The King Abdulaziz City of Science and Technology (KACST) on Sunday launched a major national initiative to produce desalinated water and electricity at a much cheaper rate – less than a riyal for a cubic meter of water and 30 halalas per kilowatt/hour.
Prince Turki bin Saud bin Muhammad, vice president of KACST for research institutes, said the initiative would reduce the cost of water and electricity production by 40 percent. He said the first solar-powered desalination plant with a capacity of 30,000 cubic meters would be established in Al-Khafji to serve 100,000 people.
The project will reduce dependence on oil and gas to operate desalination plants. At present desalination plants on the Red Sea and Arabian Gulf consume a total of 1.5 million barrels per day. The new nanotechnology for using solar energy to operate desalination plants was developed by KACST in association with IBM.

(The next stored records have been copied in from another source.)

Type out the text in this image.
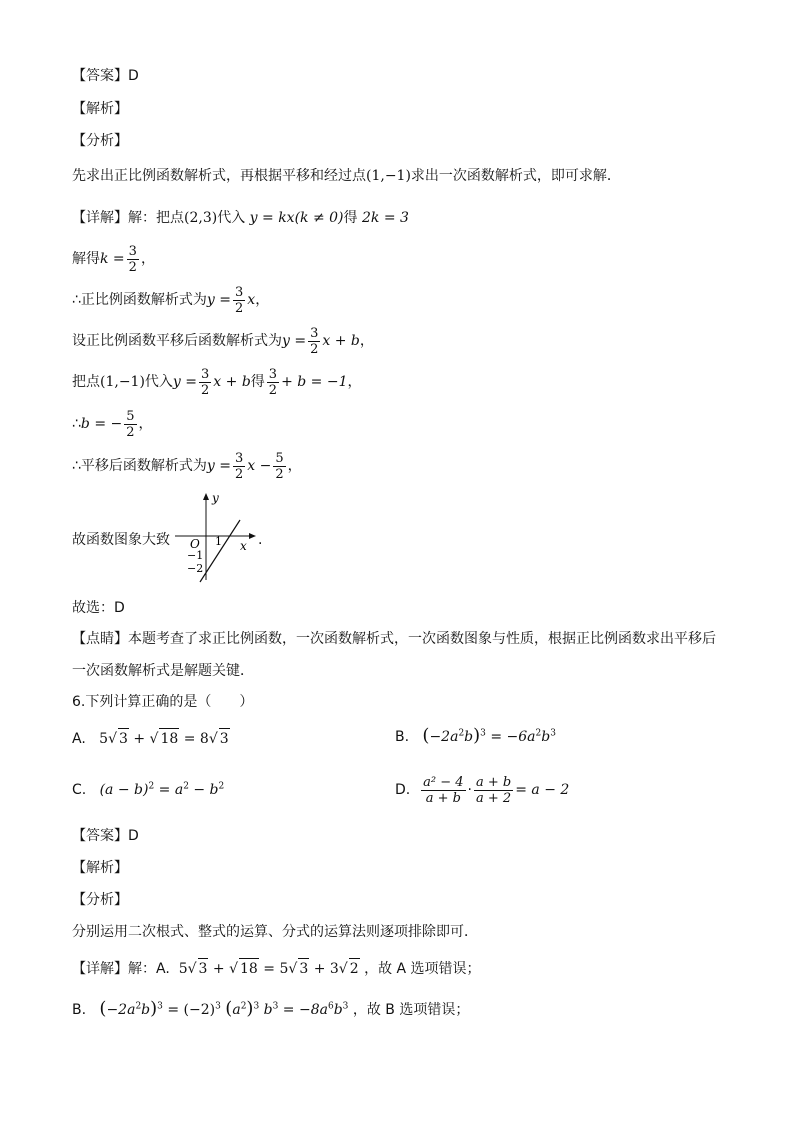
【答案】D
【解析】
【分析】
先求出正比例函数解析式，再根据平移和经过点(1,−1)求出一次函数解析式，即可求解．
【详解】解：把点(2,3)代入 y = kx(k ≠ 0)得 2k = 3
解得 $k = \frac{3}{2}$ ，
∴正比例函数解析式为 $y = \frac{3}{2}$ x ，
设正比例函数平移后函数解析式为 $y = \frac{3}{2}$ x + b ，
把点 (1,−1) 代入 $y = \frac{3}{2}$ x + b 得 $\frac{3}{2} + b = -1$ ，
∴ b = − $\frac{5}{2}$ ，
∴平移后函数解析式为 $y = \frac{3}{2}$ $x - \frac{5}{2}$ ，
故函数图象大致
y
x
O 1
−1
−2
.
故选：D
【点睛】本题考查了求正比例函数，一次函数解析式，一次函数图象与性质，根据正比例函数求出平移后
一次函数解析式是解题关键．
6.下列计算正确的是（　　）
A. 5√ 3 + √ 18 = 8√ 3	B. $(-2a^2b)^3 = -6a^2b^3$
C. $(a - b)^2 = a^2 - b^2$	D.
$\frac{\text{a² − 4}}{a + b} \cdot \frac{a + b}{a + 2} = a - 2$
【答案】D
【解析】
【分析】
分别运用二次根式、整式的运算、分式的运算法则逐项排除即可．
【详解】解：A. 5√ 3 + √ 18 = 5√ 3 + 3√ 2 ，故 A 选项错误；
B. $(-2a^2b)^3 = (-2)^3$ $(a^2)^3$ $b^3 = -8a^6b^3$ ，故 B 选项错误；
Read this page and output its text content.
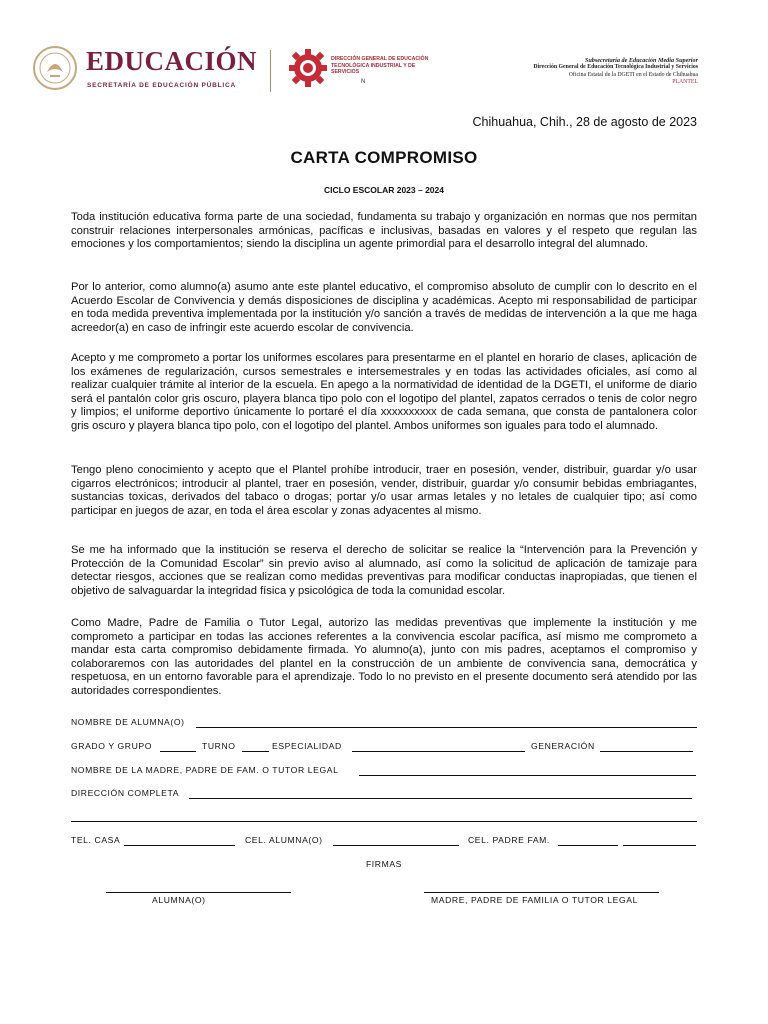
EDUCACIÓN
SECRETARÍA DE EDUCACIÓN PÚBLICA
DIRECCIÓN GENERAL DE EDUCACIÓN
TECNOLÓGICA INDUSTRIAL Y DE SERVICIOS
N
Subsecretaría de Educación Media Superior
Dirección General de Educación Tecnológica Industrial y Servicios
Oficina Estatal de la DGETI en el Estado de Chihuahua
PLANTEL
Chihuahua, Chih., 28 de agosto de 2023
CARTA COMPROMISO
CICLO ESCOLAR 2023 – 2024
Toda institución educativa forma parte de una sociedad, fundamenta su trabajo y organización en normas que nos permitan construir relaciones interpersonales armónicas, pacíficas e inclusivas, basadas en valores y el respeto que regulan las emociones y los comportamientos; siendo la disciplina un agente primordial para el desarrollo integral del alumnado.
Por lo anterior, como alumno(a) asumo ante este plantel educativo, el compromiso absoluto de cumplir con lo descrito en el Acuerdo Escolar de Convivencia y demás disposiciones de disciplina y académicas. Acepto mi responsabilidad de participar en toda medida preventiva implementada por la institución y/o sanción a través de medidas de intervención a la que me haga acreedor(a) en caso de infringir este acuerdo escolar de convivencia.
Acepto y me comprometo a portar los uniformes escolares para presentarme en el plantel en horario de clases, aplicación de los exámenes de regularización, cursos semestrales e intersemestrales y en todas las actividades oficiales, así como al realizar cualquier trámite al interior de la escuela. En apego a la normatividad de identidad de la DGETI, el uniforme de diario será el pantalón color gris oscuro, playera blanca tipo polo con el logotipo del plantel, zapatos cerrados o tenis de color negro y limpios; el uniforme deportivo únicamente lo portaré el día xxxxxxxxxx de cada semana, que consta de pantalonera color gris oscuro y playera blanca tipo polo, con el logotipo del plantel. Ambos uniformes son iguales para todo el alumnado.
Tengo pleno conocimiento y acepto que el Plantel prohíbe introducir, traer en posesión, vender, distribuir, guardar y/o usar cigarros electrónicos; introducir al plantel, traer en posesión, vender, distribuir, guardar y/o consumir bebidas embriagantes, sustancias toxicas, derivados del tabaco o drogas; portar y/o usar armas letales y no letales de cualquier tipo; así como participar en juegos de azar, en toda el área escolar y zonas adyacentes al mismo.
Se me ha informado que la institución se reserva el derecho de solicitar se realice la “Intervención para la Prevención y Protección de la Comunidad Escolar” sin previo aviso al alumnado, así como la solicitud de aplicación de tamizaje para detectar riesgos, acciones que se realizan como medidas preventivas para modificar conductas inapropiadas, que tienen el objetivo de salvaguardar la integridad física y psicológica de toda la comunidad escolar.
Como Madre, Padre de Familia o Tutor Legal, autorizo las medidas preventivas que implemente la institución y me comprometo a participar en todas las acciones referentes a la convivencia escolar pacífica, así mismo me comprometo a mandar esta carta compromiso debidamente firmada. Yo alumno(a), junto con mis padres, aceptamos el compromiso y colaboraremos con las autoridades del plantel en la construcción de un ambiente de convivencia sana, democrática y respetuosa, en un entorno favorable para el aprendizaje. Todo lo no previsto en el presente documento será atendido por las autoridades correspondientes.
NOMBRE DE ALUMNA(O)
GRADO Y GRUPO	TURNO	ESPECIALIDAD	GENERACIÓN
NOMBRE DE LA MADRE, PADRE DE FAM. O TUTOR LEGAL
DIRECCIÓN COMPLETA
TEL. CASA	CEL. ALUMNA(O)	CEL. PADRE FAM.
FIRMAS
ALUMNA(O)	MADRE, PADRE DE FAMILIA O TUTOR LEGAL
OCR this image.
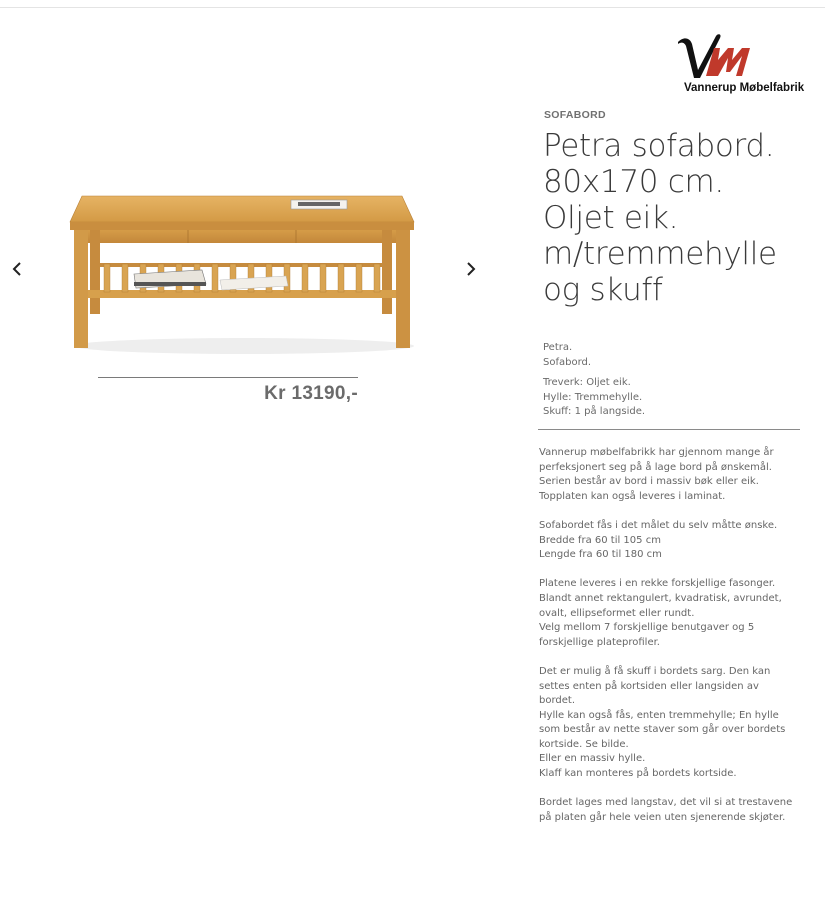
Vannerup Møbelfabrik
Kr 13190,-
SOFABORD
Petra sofabord.
80x170 cm.
Oljet eik.
m/tremmehylle
og skuff
Petra.
Sofabord.
Treverk: Oljet eik.
Hylle: Tremmehylle.
Skuff: 1 på langside.
Vannerup møbelfabrikk har gjennom mange år
perfeksjonert seg på å lage bord på ønskemål.
Serien består av bord i massiv bøk eller eik.
Topplaten kan også leveres i laminat.
Sofabordet fås i det målet du selv måtte ønske.
Bredde fra 60 til 105 cm
Lengde fra 60 til 180 cm
Platene leveres i en rekke forskjellige fasonger.
Blandt annet rektangulert, kvadratisk, avrundet,
ovalt, ellipseformet eller rundt.
Velg mellom 7 forskjellige benutgaver og 5
forskjellige plateprofiler.
Det er mulig å få skuff i bordets sarg. Den kan
settes enten på kortsiden eller langsiden av
bordet.
Hylle kan også fås, enten tremmehylle; En hylle
som består av nette staver som går over bordets
kortside. Se bilde.
Eller en massiv hylle.
Klaff kan monteres på bordets kortside.
Bordet lages med langstav, det vil si at trestavene
på platen går hele veien uten sjenerende skjøter.
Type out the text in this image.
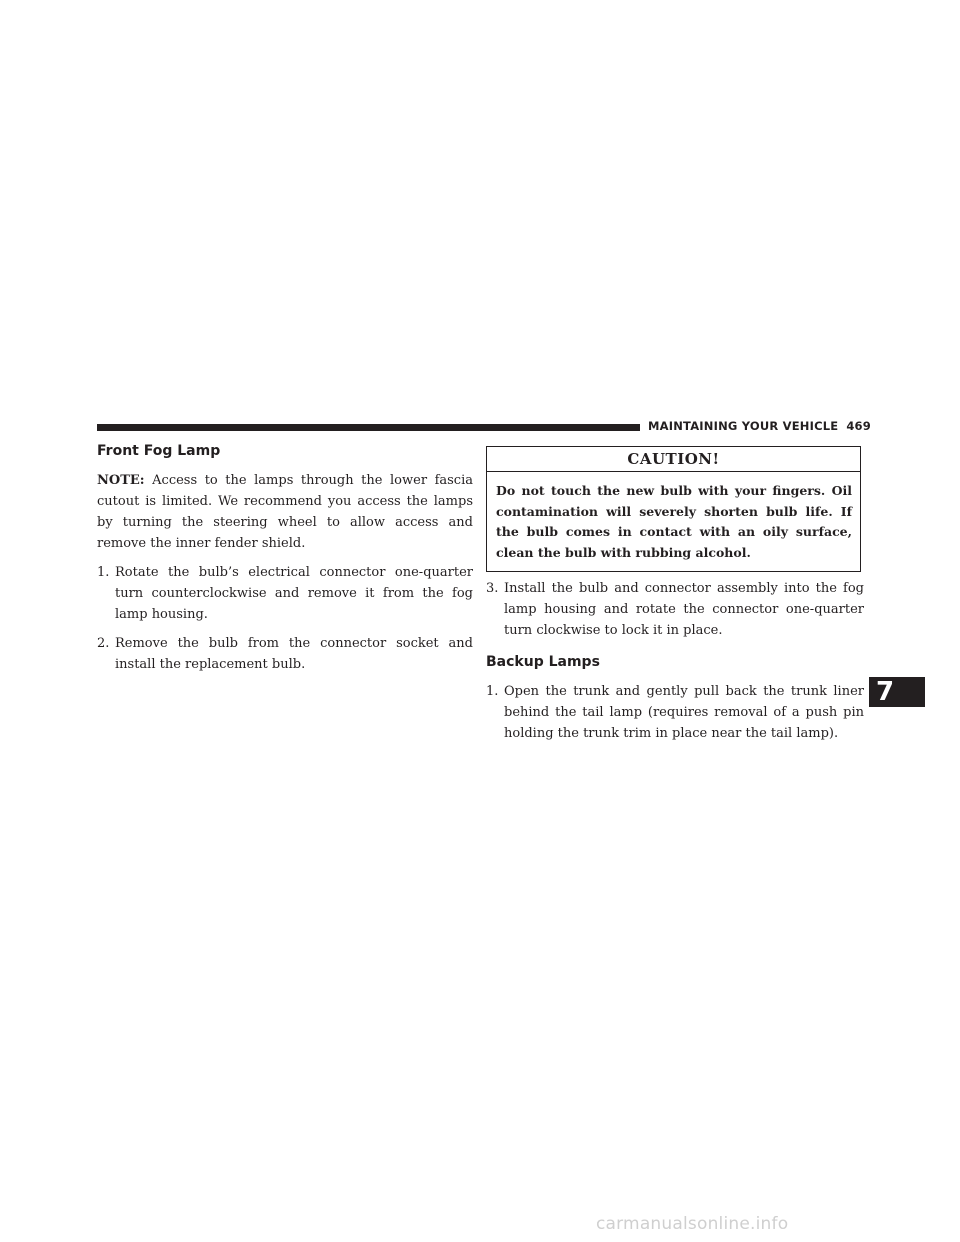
MAINTAINING YOUR VEHICLE 469
Front Fog Lamp

NOTE: Access to the lamps through the lower fascia cutout is limited. We recommend you access the lamps by turning the steering wheel to allow access and remove the inner fender shield.

1. Rotate the bulb’s electrical connector one-quarter turn counterclockwise and remove it from the fog lamp housing.
2. Remove the bulb from the connector socket and install the replacement bulb.
CAUTION!
Do not touch the new bulb with your fingers. Oil contamination will severely shorten bulb life. If the bulb comes in contact with an oily surface, clean the bulb with rubbing alcohol.
3. Install the bulb and connector assembly into the fog lamp housing and rotate the connector one-quarter turn clockwise to lock it in place.
Backup Lamps
1. Open the trunk and gently pull back the trunk liner behind the tail lamp (requires removal of a push pin holding the trunk trim in place near the tail lamp).
7
carmanualsonline.info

“Desalination is our strategic choice to supply adequate amount of drinking water to people across the Kingdom,” said Finance Minister Ibrahim Al-Assaf, while addressing the launching ceremony. Saudi Arabia supplies more than 18 percent of the world’s total desalinated water, he said.
“We want to make the Kingdom a major source of solar energy in the world,” Al-Assaf said. His comment goes in line with a recent statement made by Petroleum and Mineral Resources Minister Ali Al-Naimi, who said the Kingdom aims to make solar energy a major contributor to power supply in the next 5-10 years.
“Saudi Arabia aspires to export as much solar energy in the future as it exports oil now,” Al-Naimi said.
The oil minister also pointed out that King Abdullah University of Science and Technology (KAUST) in Thuwal, near Jeddah, would use its research facilities to develop solar energy to meet a significant portion of the Kingdom’s growing power needs. Electricity demand in the Kingdom is growing at the rate of seven percent annually.
The new initiative was carried out by the ministries of finance, water and electricity, and commerce and industry, and the Saline Water Conversion Corporation. There are lots of scope for Saudi Arabia to use solar energy because of the availability of strong sunlight throughout the year, estimated at 2,000 kilowatt for each square meter.
In the second phase of the project, a desalination plant with a capacity of 300,000 cubic meters of water daily will be established, said Muhammad Al-Suwaiyel, president of KACST. “We’ll set up more solar-energy-powered desalination plants in different parts of the Kingdom in the third phase,” he added.